One thats been on the list for a while, visited with cunningcorgi. Very interesting mine, bit of a hair raising moment when we realised we were on a false floor in the upper level.

History


Although possibly of some antiquity the mine was certainly one of those worked by the Company of Mine Adventures about 1700 and slightly later by The Flintshire Mining Company. Nothing was done from 1760 until 1853 when the mine was restarted by a partnership of Charles Kirkpatrick and TA Readwin of gold mines fame. They abandoned it within a year but the mine was taken up by two brothers Thomas and Henry Jones who worked the mine until 1869.

In 1870 the mine passed into the hands of Mr Adam Mason who ran the mine throughout its longest working period and was responsible for installing the underground water wheel in a worked out stope.
The wheel is still there today but in a partially dismantled state due to scrap merchants removing its bearings about 1910.
The mine was worked up to about 1900, but was never profitable. The main ore produced was copper, although lead, zinc, and a little silver were also produced.

The mine has 4 levels accessible today, the highest the no 1 cuts an open stope.

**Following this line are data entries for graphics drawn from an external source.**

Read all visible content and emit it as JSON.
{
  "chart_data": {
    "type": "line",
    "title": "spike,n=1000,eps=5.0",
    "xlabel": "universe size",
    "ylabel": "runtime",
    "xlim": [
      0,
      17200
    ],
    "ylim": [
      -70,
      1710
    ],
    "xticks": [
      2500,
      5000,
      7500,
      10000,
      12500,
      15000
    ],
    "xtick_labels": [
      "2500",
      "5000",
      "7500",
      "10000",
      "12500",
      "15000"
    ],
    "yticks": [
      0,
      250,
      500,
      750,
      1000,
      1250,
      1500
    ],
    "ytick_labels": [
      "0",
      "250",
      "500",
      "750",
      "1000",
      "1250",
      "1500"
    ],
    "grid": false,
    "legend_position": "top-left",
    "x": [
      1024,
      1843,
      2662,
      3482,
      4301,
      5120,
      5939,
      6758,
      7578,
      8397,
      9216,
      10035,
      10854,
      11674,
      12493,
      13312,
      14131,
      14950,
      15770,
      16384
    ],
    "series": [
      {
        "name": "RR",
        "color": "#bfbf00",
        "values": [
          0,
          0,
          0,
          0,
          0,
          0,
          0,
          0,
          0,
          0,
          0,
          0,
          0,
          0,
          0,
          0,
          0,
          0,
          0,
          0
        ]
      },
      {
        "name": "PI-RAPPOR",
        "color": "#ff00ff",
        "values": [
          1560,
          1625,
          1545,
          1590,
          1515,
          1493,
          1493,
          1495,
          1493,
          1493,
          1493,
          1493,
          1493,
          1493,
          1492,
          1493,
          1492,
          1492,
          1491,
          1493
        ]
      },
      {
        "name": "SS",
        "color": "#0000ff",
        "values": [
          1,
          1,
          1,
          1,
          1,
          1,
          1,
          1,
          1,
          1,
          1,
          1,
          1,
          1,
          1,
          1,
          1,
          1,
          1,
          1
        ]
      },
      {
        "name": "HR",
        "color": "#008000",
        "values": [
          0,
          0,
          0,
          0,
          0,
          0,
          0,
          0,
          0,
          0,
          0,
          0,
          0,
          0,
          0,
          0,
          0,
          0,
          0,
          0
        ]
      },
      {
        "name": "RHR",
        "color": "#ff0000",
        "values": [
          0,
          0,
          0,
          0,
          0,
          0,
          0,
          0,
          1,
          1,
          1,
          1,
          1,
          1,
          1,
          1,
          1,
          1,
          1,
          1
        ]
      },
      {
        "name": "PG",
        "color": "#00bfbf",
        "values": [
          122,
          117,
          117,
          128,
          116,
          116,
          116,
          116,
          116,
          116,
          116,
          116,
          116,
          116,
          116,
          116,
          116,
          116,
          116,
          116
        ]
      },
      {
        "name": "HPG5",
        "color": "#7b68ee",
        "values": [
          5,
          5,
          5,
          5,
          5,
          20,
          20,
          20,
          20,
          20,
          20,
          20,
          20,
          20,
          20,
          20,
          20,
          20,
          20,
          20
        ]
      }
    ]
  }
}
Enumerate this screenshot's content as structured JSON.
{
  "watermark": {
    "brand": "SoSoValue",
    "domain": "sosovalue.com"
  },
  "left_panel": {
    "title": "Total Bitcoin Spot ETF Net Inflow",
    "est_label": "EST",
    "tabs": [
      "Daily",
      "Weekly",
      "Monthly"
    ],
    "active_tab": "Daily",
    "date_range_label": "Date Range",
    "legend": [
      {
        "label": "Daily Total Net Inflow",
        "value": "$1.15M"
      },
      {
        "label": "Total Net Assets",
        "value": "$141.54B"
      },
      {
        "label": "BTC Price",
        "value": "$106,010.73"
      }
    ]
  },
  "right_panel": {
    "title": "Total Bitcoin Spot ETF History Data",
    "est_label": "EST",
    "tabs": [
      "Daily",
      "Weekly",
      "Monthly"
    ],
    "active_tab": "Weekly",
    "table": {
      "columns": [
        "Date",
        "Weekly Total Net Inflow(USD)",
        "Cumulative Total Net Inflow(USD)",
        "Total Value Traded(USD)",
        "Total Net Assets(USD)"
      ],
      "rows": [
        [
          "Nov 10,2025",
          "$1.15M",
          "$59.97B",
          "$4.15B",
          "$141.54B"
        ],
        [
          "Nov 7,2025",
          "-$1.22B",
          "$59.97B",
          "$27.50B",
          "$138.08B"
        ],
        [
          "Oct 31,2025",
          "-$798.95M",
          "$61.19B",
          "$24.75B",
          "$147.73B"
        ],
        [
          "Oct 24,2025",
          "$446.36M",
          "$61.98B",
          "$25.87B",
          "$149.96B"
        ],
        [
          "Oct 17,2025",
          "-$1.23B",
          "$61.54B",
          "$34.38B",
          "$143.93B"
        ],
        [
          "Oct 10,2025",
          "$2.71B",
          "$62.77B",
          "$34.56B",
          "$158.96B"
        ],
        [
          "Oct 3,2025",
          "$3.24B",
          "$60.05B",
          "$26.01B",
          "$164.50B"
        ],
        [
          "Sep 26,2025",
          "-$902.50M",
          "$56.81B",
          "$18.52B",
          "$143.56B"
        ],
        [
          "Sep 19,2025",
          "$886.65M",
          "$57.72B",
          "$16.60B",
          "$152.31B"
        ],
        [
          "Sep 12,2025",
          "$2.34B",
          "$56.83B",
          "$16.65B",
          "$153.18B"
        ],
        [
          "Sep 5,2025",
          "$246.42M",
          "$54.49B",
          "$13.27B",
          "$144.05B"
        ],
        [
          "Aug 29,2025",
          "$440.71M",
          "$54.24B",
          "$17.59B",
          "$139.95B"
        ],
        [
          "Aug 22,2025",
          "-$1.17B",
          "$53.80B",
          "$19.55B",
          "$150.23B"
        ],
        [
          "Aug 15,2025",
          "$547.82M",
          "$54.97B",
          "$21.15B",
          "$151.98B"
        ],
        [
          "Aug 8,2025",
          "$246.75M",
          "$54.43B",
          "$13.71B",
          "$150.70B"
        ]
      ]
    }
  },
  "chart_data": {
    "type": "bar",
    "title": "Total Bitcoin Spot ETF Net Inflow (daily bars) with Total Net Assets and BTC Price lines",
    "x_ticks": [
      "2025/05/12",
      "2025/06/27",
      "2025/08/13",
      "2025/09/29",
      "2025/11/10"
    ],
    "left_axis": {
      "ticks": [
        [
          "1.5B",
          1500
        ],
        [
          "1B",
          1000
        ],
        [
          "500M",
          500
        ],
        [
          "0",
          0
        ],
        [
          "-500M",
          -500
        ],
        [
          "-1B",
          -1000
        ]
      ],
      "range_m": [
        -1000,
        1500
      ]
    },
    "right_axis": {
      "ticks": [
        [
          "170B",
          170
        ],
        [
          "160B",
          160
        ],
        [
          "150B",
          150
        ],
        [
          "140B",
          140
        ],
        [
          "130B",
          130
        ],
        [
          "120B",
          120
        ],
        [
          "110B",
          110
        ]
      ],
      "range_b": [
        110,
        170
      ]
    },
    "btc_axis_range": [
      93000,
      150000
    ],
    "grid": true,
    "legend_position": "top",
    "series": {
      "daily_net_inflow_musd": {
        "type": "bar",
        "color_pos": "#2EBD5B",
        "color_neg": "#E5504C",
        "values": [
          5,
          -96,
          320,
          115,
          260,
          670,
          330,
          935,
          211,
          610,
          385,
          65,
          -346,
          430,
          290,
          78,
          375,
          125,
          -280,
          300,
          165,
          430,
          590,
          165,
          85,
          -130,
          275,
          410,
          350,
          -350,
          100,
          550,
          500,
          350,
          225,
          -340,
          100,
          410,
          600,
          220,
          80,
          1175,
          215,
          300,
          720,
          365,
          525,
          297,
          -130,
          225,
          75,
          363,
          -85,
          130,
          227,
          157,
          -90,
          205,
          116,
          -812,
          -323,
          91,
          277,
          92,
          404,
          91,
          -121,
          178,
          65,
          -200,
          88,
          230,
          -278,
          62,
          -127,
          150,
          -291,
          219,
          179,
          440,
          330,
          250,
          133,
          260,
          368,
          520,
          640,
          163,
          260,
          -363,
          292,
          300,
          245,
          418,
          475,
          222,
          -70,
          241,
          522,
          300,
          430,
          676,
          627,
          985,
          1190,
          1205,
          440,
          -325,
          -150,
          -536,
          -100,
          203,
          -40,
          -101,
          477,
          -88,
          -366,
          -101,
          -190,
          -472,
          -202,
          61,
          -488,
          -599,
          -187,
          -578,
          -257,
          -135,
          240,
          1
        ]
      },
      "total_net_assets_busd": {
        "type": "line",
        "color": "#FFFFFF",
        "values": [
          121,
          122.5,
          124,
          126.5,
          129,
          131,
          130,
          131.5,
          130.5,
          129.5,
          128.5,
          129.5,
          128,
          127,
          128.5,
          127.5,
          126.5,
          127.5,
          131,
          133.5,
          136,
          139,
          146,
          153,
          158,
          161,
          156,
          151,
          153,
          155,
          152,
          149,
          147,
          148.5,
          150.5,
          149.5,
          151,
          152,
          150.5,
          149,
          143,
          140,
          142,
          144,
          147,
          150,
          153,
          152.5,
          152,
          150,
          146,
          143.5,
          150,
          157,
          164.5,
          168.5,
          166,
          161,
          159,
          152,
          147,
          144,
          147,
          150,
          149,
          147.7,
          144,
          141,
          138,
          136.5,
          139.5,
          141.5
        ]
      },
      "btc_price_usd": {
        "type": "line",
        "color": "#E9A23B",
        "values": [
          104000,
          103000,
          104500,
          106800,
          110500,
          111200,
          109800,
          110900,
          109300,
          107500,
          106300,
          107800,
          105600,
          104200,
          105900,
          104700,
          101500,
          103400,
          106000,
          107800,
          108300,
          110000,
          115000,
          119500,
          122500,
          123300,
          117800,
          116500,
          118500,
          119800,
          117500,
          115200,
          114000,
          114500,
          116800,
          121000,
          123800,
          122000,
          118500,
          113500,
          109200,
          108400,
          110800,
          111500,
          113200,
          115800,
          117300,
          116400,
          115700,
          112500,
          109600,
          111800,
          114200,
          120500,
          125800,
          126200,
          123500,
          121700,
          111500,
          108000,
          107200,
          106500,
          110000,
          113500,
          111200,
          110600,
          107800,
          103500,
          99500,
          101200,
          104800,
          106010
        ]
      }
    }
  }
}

The next one down the no 2 contains the launder that fed the underground water wheel in the lower no 3 level.

Another level, the no 4 was driven from behind the dressing floors but the portal has long collapsed, however it is accessible by laddering up about 15 feet from the engine shaft reached from the no 3.

Records show that the engine shaft was sunk to a depth of 50 fathoms or 300 feet below adit, it is doubtful whether the blockage at adit level represents fill all the way to the bottom, a sobering thought


1 The main attraction





2





3 Some amazing colours in the mine





4 Kibble





5 Flooded





6 Bottom of the shaft, showing climb up to next level





7 The Bridge





8 Looking down off the bridge





9 Track remains






All in all, a great mine!


----------



## UE-OMJ (Mar 16, 2012)

That place looks stunning.


----------



## Captain-Slow (Mar 16, 2012)

How 'crusty' are those boards?


----------



## smiler (Mar 16, 2012)

That is wonderful, great pics, I loved it, Thanks.


----------



## Landsker (Mar 16, 2012)

Captain-Slow said:


> How 'crusty' are those boards?



Stronger than they look!


----------



## muppet (Mar 17, 2012)

love that wheel thanks for the post


----------



## King Al (Mar 17, 2012)

Looks great walsh! Superb Pics


----------



## chizyramone (Mar 17, 2012)

Nice one walsh

Chest waders out again ?


----------



## Landsker (Mar 17, 2012)

chizyramone said:


> Nice one walsh
> 
> Chest waders out again ?



Oh yes, although didn't really need them this time!


----------



## highcannons (Mar 17, 2012)

First class matey, lovely pictures.


----------



## flyboys90 (Mar 17, 2012)

Awesome! great photos & report.


----------



## Melorac (Mar 18, 2012)

OK so now I feel my first attempt was just a little pathetic!! Honestly these shots and the report are fantastic, something to strive toward perhaps lol thanks for sharing


----------



## KingRat (Mar 19, 2012)

'mazin !!!


----------



## Catmandoo (Mar 19, 2012)

Excellent!!


----------



## Landsker (Mar 19, 2012)

Melorac said:


> OK so now I feel my first attempt was just a little pathetic!! Honestly these shots and the report are fantastic, something to strive toward perhaps lol thanks for sharing



Thank you very much for that!


----------



## Pincheck (Mar 20, 2012)

nice mate seen the one of him inside the bucket really funny


----------



## Lucky Pants (Mar 20, 2012)

Great shots, looks like you had a cracking explore there .


----------



## PaulPowers (Mar 20, 2012)

Cracking pics. looking like a good days explore


----------